It seems crazy that my last update was a month ago. But I had to wait the 2 weeks for my period to show up before starting the process alllllll over again. So my cycle started the week of Thanksgiving, meaning I would have had to go in that Wednesday or on Thanksgiving. Which obviously wasn’t possible, so yet again I started the birth control to push my cycle out.
Then came Monday following Thanksgiving and I went in for an ultrasound. We’re ready to go yea? Of course not. They think I have a cyst. Keep talking the birth control, and come back Friday. Friday rolls around, go in for another ultrasound. Well it’s for sure a cyst, hasn’t grown, but hasn’t shrunk either.
I’ve been prodded quite a bit lately without the fun of truly being prodded. For fucks sake. So I was told to continue the birth control, and go in this past Friday to see how things are progressing.
Good news first, the cyst did shrink about 50% ish, so that’s a good thing. However, it is still there. While we could move forward, they would rather it be resolved before starting meds because it was producing estrogen. I am somewhat ok with taking a break because I feel like my body doesn’t know what the fuck it’s doing with itself and I obviously want to have the best chance of getting pregnant.
So the next steps. I will wait for my period to start, and then start taking the birth control again on day 2. This helps further reduce the cyst. She’s hoping by the week following Christmas it will be gone. She said it usually takes 6 weeks. I know that things are made larger for them to see, on an ultrasound but to me it looked big. That said, my doctor was not worried in the slightest and didn’t think going in to drain it was even worth it. Which definitely made me feel a lot better.

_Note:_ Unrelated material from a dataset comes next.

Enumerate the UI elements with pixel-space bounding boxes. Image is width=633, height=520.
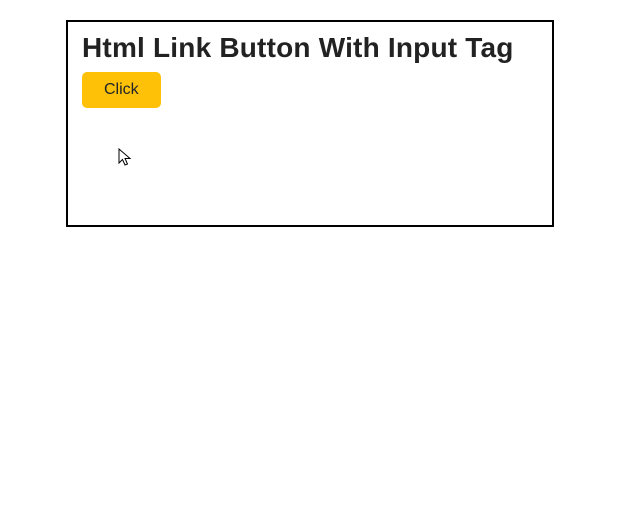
click-button[interactable]	[82, 72, 161, 108]
demo-panel: Html Link Button With Input Tag	[66, 20, 554, 227]
page-title: Html Link Button With Input Tag	[82, 32, 538, 64]
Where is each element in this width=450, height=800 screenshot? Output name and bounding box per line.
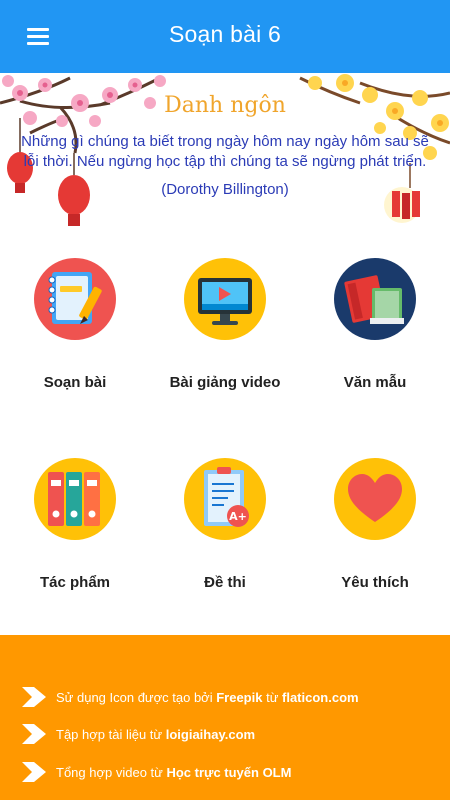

So now we wait, and see. Yet again. It’s definitely frustrating. I get frustrated at my elf every time for putting it off, like what if I hadn’t waited. I’m frustrated at my body for not having its shit together. I know, “it will work out when it’s supposed to,” but that even more frustrating. I’ll be fine, we’ll make it work, and in the end I’ll get pregnant. I’m just a bit tired of waiting.